SIDDHARTHA MUKHERJEE, Academic Doctor, 45: BIOGRAPHER OF CANCER
He is the emperor of cool. The oncologist walks with a swagger and talks like a prophet about the price the world would pay for ignoring the scourge of cancer. His devotion to raising awareness of the disease is beyond compare, and he dominates seminars with his knowledge and anecdotes. In The Emperor of Maladies, his Pulitzer Prize-winning book of 2010 that chronicles cancer, this Columbia professor of medicine covers all a lay reader needs to know about malignant cell growth, made especially readable by his own experience as a research doctor. His effort, tracking data on cancers as early as 440 BC, is laudable in that he demystifies what has belonged to the realm of specialists. Long years spent looking at cells through the microscope in his lab that a reviewer called a ‘Stanley Kubrick-like space’ came in handy while writing the book. Delhi-born ‘Sid’, as he is known to friends, is an alumnus of Stanford, Harvard and Oxford. Colleagues call him a workaholic and multi-tasker with an ‘internal hope machine’.

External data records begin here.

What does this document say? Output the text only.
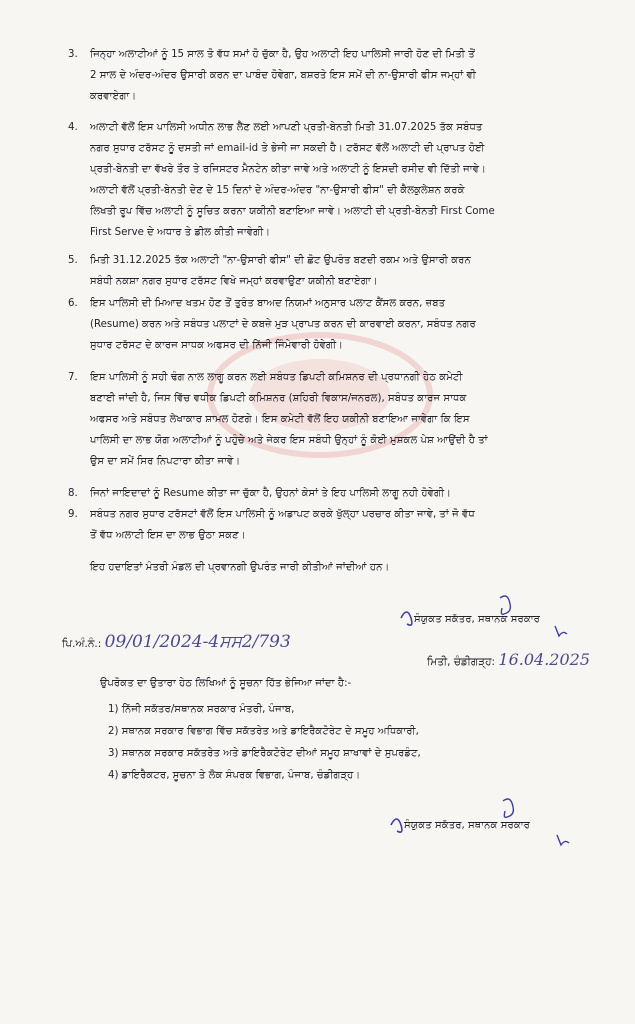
3. ਜਿਨ੍ਹਾ ਅਲਾਟੀਆਂ ਨੂੰ 15 ਸਾਲ ਤੋ ਵੱਧ ਸਮਾਂ ਹੋ ਚੁੱਕਾ ਹੈ, ਉਹ ਅਲਾਟੀ ਇਹ ਪਾਲਿਸੀ ਜਾਰੀ ਹੋਣ ਦੀ ਮਿਤੀ ਤੋਂ
2 ਸਾਲ ਦੇ ਅੰਦਰ-ਅੰਦਰ ਉਸਾਰੀ ਕਰਨ ਦਾ ਪਾਬੰਦ ਹੋਵੇਗਾ, ਬਸ਼ਰਤੇ ਇਸ ਸਮੇਂ ਦੀ ਨਾ-ਉਸਾਰੀ ਫੀਸ ਜਮ੍ਹਾਂ ਵੀ
ਕਰਵਾਏਗਾ।
4. ਅਲਾਟੀ ਵੱਲੋਂ ਇਸ ਪਾਲਿਸੀ ਅਧੀਨ ਲਾਭ ਲੈਣ ਲਈ ਆਪਣੀ ਪ੍ਰਤੀ-ਬੇਨਤੀ ਮਿਤੀ 31.07.2025 ਤੱਕ ਸਬੰਧਤ
ਨਗਰ ਸੁਧਾਰ ਟਰੱਸਟ ਨੂੰ ਦਸਤੀ ਜਾਂ email-id ਤੇ ਭੇਜੀ ਜਾ ਸਕਦੀ ਹੈ। ਟਰੱਸਟ ਵੱਲੋਂ ਅਲਾਟੀ ਦੀ ਪ੍ਰਾਪਤ ਹੋਈ
ਪ੍ਰਤੀ-ਬੇਨਤੀ ਦਾ ਵੱਖਰੇ ਤੌਰ ਤੇ ਰਜਿਸਟਰ ਮੈਨਟੇਨ ਕੀਤਾ ਜਾਵੇ ਅਤੇ ਅਲਾਟੀ ਨੂੰ ਇਸਦੀ ਰਸੀਦ ਵੀ ਦਿੱਤੀ ਜਾਵੇ।
ਅਲਾਟੀ ਵੱਲੋਂ ਪ੍ਰਤੀ-ਬੇਨਤੀ ਦੇਣ ਦੇ 15 ਦਿਨਾਂ ਦੇ ਅੰਦਰ-ਅੰਦਰ "ਨਾ-ਉਸਾਰੀ ਫੀਸ" ਦੀ ਕੈਲਕੁਲੇਸ਼ਨ ਕਰਕੇ
ਲਿਖਤੀ ਰੂਪ ਵਿੱਚ ਅਲਾਟੀ ਨੂੰ ਸੂਚਿਤ ਕਰਨਾ ਯਕੀਨੀ ਬਣਾਇਆ ਜਾਵੇ। ਅਲਾਟੀ ਦੀ ਪ੍ਰਤੀ-ਬੇਨਤੀ First Come
First Serve ਦੇ ਅਧਾਰ ਤੇ ਡੀਲ ਕੀਤੀ ਜਾਵੇਗੀ।
5. ਮਿਤੀ 31.12.2025 ਤੱਕ ਅਲਾਟੀ "ਨਾ-ਉਸਾਰੀ ਫੀਸ" ਦੀ ਛੋਟ ਉਪਰੰਤ ਬਣਦੀ ਰਕਮ ਅਤੇ ਉਸਾਰੀ ਕਰਨ
ਸਬੰਧੀ ਨਕਸ਼ਾ ਨਗਰ ਸੁਧਾਰ ਟਰੱਸਟ ਵਿਖੇ ਜਮ੍ਹਾਂ ਕਰਵਾਉਣਾ ਯਕੀਨੀ ਬਣਾਏਗਾ।
6. ਇਸ ਪਾਲਿਸੀ ਦੀ ਮਿਆਦ ਖਤਮ ਹੋਣ ਤੋਂ ਤੁਰੰਤ ਬਾਅਦ ਨਿਯਮਾਂ ਅਨੁਸਾਰ ਪਲਾਟ ਕੈਂਸਲ ਕਰਨ, ਜ਼ਬਤ
(Resume) ਕਰਨ ਅਤੇ ਸਬੰਧਤ ਪਲਾਟਾਂ ਦੇ ਕਬਜ਼ੇ ਮੁੜ ਪ੍ਰਾਪਤ ਕਰਨ ਦੀ ਕਾਰਵਾਈ ਕਰਨਾ, ਸਬੰਧਤ ਨਗਰ
ਸੁਧਾਰ ਟਰੱਸਟ ਦੇ ਕਾਰਜ ਸਾਧਕ ਅਫਸਰ ਦੀ ਨਿੱਜੀ ਜਿੰਮੇਵਾਰੀ ਹੋਵੇਗੀ।
7. ਇਸ ਪਾਲਿਸੀ ਨੂੰ ਸਹੀ ਢੰਗ ਨਾਲ ਲਾਗੂ ਕਰਨ ਲਈ ਸਬੰਧਤ ਡਿਪਟੀ ਕਮਿਸ਼ਨਰ ਦੀ ਪ੍ਰਧਾਨਗੀ ਹੇਠ ਕਮੇਟੀ
ਬਣਾਈ ਜਾਂਦੀ ਹੈ, ਜਿਸ ਵਿੱਚ ਵਧੀਕ ਡਿਪਟੀ ਕਮਿਸ਼ਨਰ (ਸ਼ਹਿਰੀ ਵਿਕਾਸ/ਜਨਰਲ), ਸਬੰਧਤ ਕਾਰਜ ਸਾਧਕ
ਅਫਸਰ ਅਤੇ ਸਬੰਧਤ ਲੇਖਾਕਾਰ ਸ਼ਾਮਲ ਹੋਣਗੇ। ਇਸ ਕਮੇਟੀ ਵੱਲੋਂ ਇਹ ਯਕੀਨੀ ਬਣਾਇਆ ਜਾਵੇਗਾ ਕਿ ਇਸ
ਪਾਲਿਸੀ ਦਾ ਲਾਭ ਯੋਗ ਅਲਾਟੀਆਂ ਨੂੰ ਪਹੁੰਚੇ ਅਤੇ ਜੇਕਰ ਇਸ ਸਬੰਧੀ ਉਨ੍ਹਾਂ ਨੂੰ ਕੋਈ ਮੁਸ਼ਕਲ ਪੇਸ਼ ਆਉਂਦੀ ਹੈ ਤਾਂ
ਉਸ ਦਾ ਸਮੇਂ ਸਿਰ ਨਿਪਟਾਰਾ ਕੀਤਾ ਜਾਵੇ।
8. ਜਿਨਾਂ ਜਾਇਦਾਦਾਂ ਨੂੰ Resume ਕੀਤਾ ਜਾ ਚੁੱਕਾ ਹੈ, ਉਹਨਾਂ ਕੇਸਾਂ ਤੇ ਇਹ ਪਾਲਿਸੀ ਲਾਗੂ ਨਹੀ ਹੋਵੇਗੀ।
9. ਸਬੰਧਤ ਨਗਰ ਸੁਧਾਰ ਟਰੱਸਟਾਂ ਵੱਲੋਂ ਇਸ ਪਾਲਿਸੀ ਨੂੰ ਅਡਾਪਟ ਕਰਕੇ ਖੁੱਲ੍ਹਾ ਪਰਚਾਰ ਕੀਤਾ ਜਾਵੇ, ਤਾਂ ਜੋ ਵੱਧ
ਤੋਂ ਵੱਧ ਅਲਾਟੀ ਇਸ ਦਾ ਲਾਭ ਉਠਾ ਸਕਣ।
ਇਹ ਹਦਾਇਤਾਂ ਮੰਤਰੀ ਮੰਡਲ ਦੀ ਪ੍ਰਵਾਨਗੀ ਉਪਰੰਤ ਜਾਰੀ ਕੀਤੀਆਂ ਜਾਂਦੀਆਂ ਹਨ।
ਸੰਯੁਕਤ ਸਕੱਤਰ, ਸਥਾਨਕ ਸਰਕਾਰ
ਪਿ.ਅੰ.ਨੰ.: 09/01/2024-4ਸਸ2/793
ਮਿਤੀ, ਚੰਡੀਗੜ੍ਹ: 16.04.2025
ਉਪਰੋਕਤ ਦਾ ਉਤਾਰਾ ਹੇਠ ਲਿਖਿਆਂ ਨੂੰ ਸੂਚਨਾ ਹਿੱਤ ਭੇਜਿਆ ਜਾਂਦਾ ਹੈ:-
1) ਨਿੱਜੀ ਸਕੱਤਰ/ਸਥਾਨਕ ਸਰਕਾਰ ਮੰਤਰੀ, ਪੰਜਾਬ,
2) ਸਥਾਨਕ ਸਰਕਾਰ ਵਿਭਾਗ ਵਿੱਚ ਸਕੱਤਰੇਤ ਅਤੇ ਡਾਇਰੈਕਟੋਰੇਟ ਦੇ ਸਮੂਹ ਅਧਿਕਾਰੀ,
3) ਸਥਾਨਕ ਸਰਕਾਰ ਸਕੱਤਰੇਤ ਅਤੇ ਡਾਇਰੈਕਟੋਰੇਟ ਦੀਆਂ ਸਮੂਹ ਸ਼ਾਖਾਵਾਂ ਦੇ ਸੁਪਰਡੰਟ,
4) ਡਾਇਰੈਕਟਰ, ਸੂਚਨਾ ਤੇ ਲੋਕ ਸੰਪਰਕ ਵਿਭਾਗ, ਪੰਜਾਬ, ਚੰਡੀਗੜ੍ਹ।
ਸੰਯੁਕਤ ਸਕੱਤਰ, ਸਥਾਨਕ ਸਰਕਾਰ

G SHANKAR, Architect, 56: THE ORGANIC BUILDER
For a lover of Sylvia Plath’s poetry, he is a diehard optimist. And that’s what helped him endure daunting odds in the cut-throat world of builders. Shankar believes that if one has to build a home on a hill, it should be of it and not on it, a philosophy championed by the famous architect and designer Frank Lloyd Wright. A critic of ‘manipulation of nature’ to raise buildings, Shankar brought back to centrestage open courtyards, puja rooms and even mud houses. In Kerala, where he began his career in the early 80s, Shankar shunned marble floors and concrete roofs that had caught the fancy of the nouveau riche, and stunned people with attractive homes built of locally available materials at low cost. As a people’s architect, Shankar had to wait for years before he received widespread appreciation. An alumnus of Birmingham Institute of Design, he refused to be lured by commercial interests. His institution, Habitat Technology Group, has built homes and offices across the world, winning acclaim for green buildings.

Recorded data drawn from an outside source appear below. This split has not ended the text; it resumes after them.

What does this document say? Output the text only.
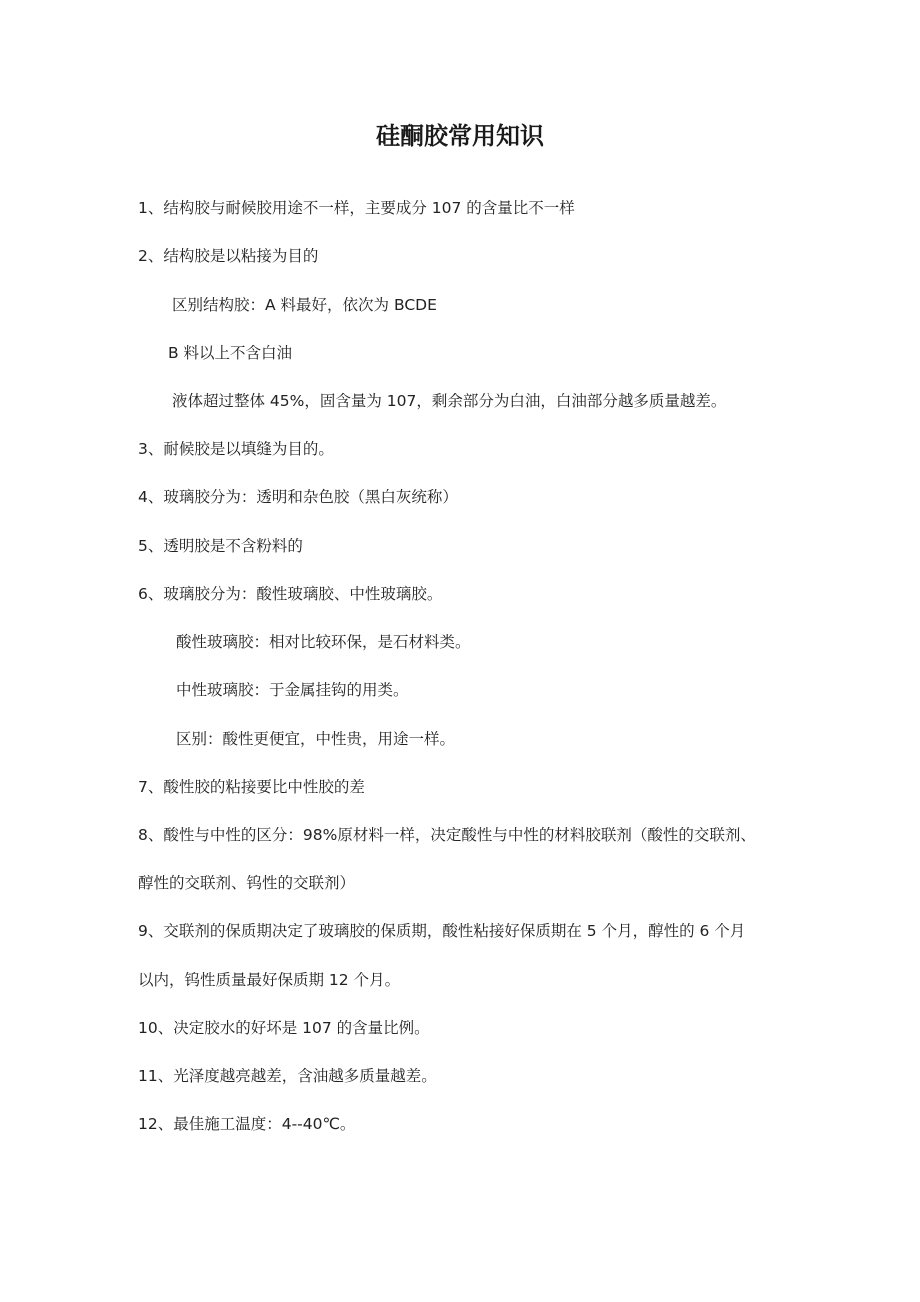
硅酮胶常用知识

1、结构胶与耐候胶用途不一样，主要成分 107 的含量比不一样

2、结构胶是以粘接为目的

区别结构胶：A 料最好，依次为 BCDE

B 料以上不含白油

液体超过整体 45%，固含量为 107，剩余部分为白油，白油部分越多质量越差。

3、耐候胶是以填缝为目的。

4、玻璃胶分为：透明和杂色胶（黑白灰统称）

5、透明胶是不含粉料的

6、玻璃胶分为：酸性玻璃胶、中性玻璃胶。

酸性玻璃胶：相对比较环保，是石材料类。

中性玻璃胶：于金属挂钩的用类。

区别：酸性更便宜，中性贵，用途一样。

7、酸性胶的粘接要比中性胶的差

8、酸性与中性的区分：98%原材料一样，决定酸性与中性的材料胶联剂（酸性的交联剂、

醇性的交联剂、钨性的交联剂）

9、交联剂的保质期决定了玻璃胶的保质期，酸性粘接好保质期在 5 个月，醇性的 6 个月

以内，钨性质量最好保质期 12 个月。

10、决定胶水的好坏是 107 的含量比例。

11、光泽度越亮越差，含油越多质量越差。

12、最佳施工温度：4--40℃。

CNR RAO Scientist, 80: THE ALCHEMIST
A busy little junction near the Indian Institute of Science in Bangalore, where Rao began his career as a chemist over half a century ago, is now named after him. Rao went on to become the grand old man of Indian science, acquiring great clout and advising prime ministers, building the foundations of nanotechnology in India and institutions like the Jawaharlal Nehru Centre for Advanced Scientific Research. One of the most decorated Indian scientists alive—notably with the Bharat Ratna last year— he is not known to be the most decorous. His shrill criticism of ‘idiotic politicians’, his barbs against Bangalore’s infotech culture and allegations of plagiarism in his research papers have made him a figure who looms over the field of Indian science, a big man who believes in the promise of small technology.